Na Operação Overclean, a PF bloqueou R$ 271 milhões em desvios de emendas parlamentares, parte de um esforço maior contra fraudes. Rodrigues comparou o assalto ao Banco Central de Fortaleza (R$ 165 milhões, há 20 anos) com golpes atuais, como dois jovens em um hotel que desviaram R$ 800 milhões via notebook, dos quais mais de R$ 500 milhões foram recuperados. “Isso nos faz rever estratégias de investigação para maior efetividade”, ponderou o diretor.

Ele criticou projetos legislativos no Congresso que visavam limitar a atuação da PF, especialmente em um momento de discurso contra o crime. “Não falamos só do preto da favela com fuzil, mas sobretudo do andar de cima, com dinheiro e poder comandando tudo”, reforçou Rodrigues, defendendo a ampliação das capacidades das agências de segurança.

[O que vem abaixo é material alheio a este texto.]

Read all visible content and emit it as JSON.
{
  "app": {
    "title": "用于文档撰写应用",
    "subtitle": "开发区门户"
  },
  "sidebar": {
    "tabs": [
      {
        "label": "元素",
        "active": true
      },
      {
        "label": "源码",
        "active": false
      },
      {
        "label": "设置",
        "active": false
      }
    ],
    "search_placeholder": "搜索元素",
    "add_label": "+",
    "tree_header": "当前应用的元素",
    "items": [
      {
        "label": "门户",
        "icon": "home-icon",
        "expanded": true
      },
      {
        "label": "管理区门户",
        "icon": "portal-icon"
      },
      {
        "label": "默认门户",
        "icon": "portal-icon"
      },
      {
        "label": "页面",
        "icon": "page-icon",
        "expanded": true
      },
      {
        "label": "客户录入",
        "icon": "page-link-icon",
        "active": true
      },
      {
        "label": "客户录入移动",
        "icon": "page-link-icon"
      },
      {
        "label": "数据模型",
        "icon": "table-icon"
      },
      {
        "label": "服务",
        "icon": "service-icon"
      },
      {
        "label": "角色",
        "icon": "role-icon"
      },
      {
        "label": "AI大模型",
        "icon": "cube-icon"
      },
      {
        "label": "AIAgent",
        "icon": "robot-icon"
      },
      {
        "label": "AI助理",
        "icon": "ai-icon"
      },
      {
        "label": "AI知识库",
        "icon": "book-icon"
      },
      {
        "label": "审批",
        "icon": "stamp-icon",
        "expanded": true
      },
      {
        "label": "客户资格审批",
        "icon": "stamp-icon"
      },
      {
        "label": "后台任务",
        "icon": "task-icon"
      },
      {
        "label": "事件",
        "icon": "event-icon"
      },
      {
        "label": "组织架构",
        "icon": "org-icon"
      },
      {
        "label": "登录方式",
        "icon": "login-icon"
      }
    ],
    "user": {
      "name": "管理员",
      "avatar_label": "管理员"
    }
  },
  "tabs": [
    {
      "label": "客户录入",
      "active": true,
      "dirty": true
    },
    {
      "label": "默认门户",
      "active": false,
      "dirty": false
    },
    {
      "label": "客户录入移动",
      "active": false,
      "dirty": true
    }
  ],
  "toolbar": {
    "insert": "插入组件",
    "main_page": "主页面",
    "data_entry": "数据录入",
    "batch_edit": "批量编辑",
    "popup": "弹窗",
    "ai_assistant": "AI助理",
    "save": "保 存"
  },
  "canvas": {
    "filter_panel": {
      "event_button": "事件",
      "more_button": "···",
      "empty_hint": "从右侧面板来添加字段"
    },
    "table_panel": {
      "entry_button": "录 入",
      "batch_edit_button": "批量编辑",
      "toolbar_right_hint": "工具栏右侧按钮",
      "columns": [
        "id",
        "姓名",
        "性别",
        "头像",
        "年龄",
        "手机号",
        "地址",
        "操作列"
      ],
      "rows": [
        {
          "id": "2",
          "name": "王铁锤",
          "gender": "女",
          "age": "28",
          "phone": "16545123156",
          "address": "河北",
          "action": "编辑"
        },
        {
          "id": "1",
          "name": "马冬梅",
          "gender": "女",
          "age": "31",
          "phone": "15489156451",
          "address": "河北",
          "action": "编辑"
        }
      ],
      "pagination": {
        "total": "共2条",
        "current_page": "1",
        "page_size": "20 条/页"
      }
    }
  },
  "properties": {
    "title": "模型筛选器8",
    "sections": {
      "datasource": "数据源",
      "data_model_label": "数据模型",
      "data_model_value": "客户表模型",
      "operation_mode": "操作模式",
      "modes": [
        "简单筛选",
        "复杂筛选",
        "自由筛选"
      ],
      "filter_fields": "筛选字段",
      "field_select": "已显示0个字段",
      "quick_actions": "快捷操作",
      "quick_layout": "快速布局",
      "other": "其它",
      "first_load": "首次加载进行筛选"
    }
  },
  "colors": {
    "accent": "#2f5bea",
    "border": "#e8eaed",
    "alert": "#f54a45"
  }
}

Engenharia sofisticada do crime e integração institucional

Rodrigues traçou um diagnóstico do crime organizado como um “serviço” acessível a diversos atores – de traficantes a corruptos –, não exclusivo de facções como o PCC. Ele citou operações como Carbono Oculto e Tanque Quasar, em São Paulo, que revelaram lavagem de dinheiro via fintechs, refinarias e venda de combustível adulterado. No Rio de Janeiro, ações da PF nas favelas e contra o “andar de cima” derrubaram o presidente da Alerj, mostrando contágio entre política, polícia e crime.

A autonomia garantida pelo ministro Ricardo Lewandowski, mantida por Flávio Dino e pelo presidente Lula, tem sido crucial. “Atuamos sem olhar cor partidária ou ideologia, com integração à Receita Federal, Ministério Público e polícias estaduais”, explicou o diretor. A investigação do Master, sob sigilo e foro no STF, avança com prisões, buscas e depoimentos, prometendo extirpar instituições fraudulentas do sistema financeiro.

Andrei Rodrigues, com agenda lotada – incluindo reunião com o ministro da Justiça –, demonstrou compromisso com a transparência, concedendo tempo extra à entrevista. Sua liderança reforça a PF como vetor essencial no enfrentamento ao crime de colarinho branco e organizado no Brasil.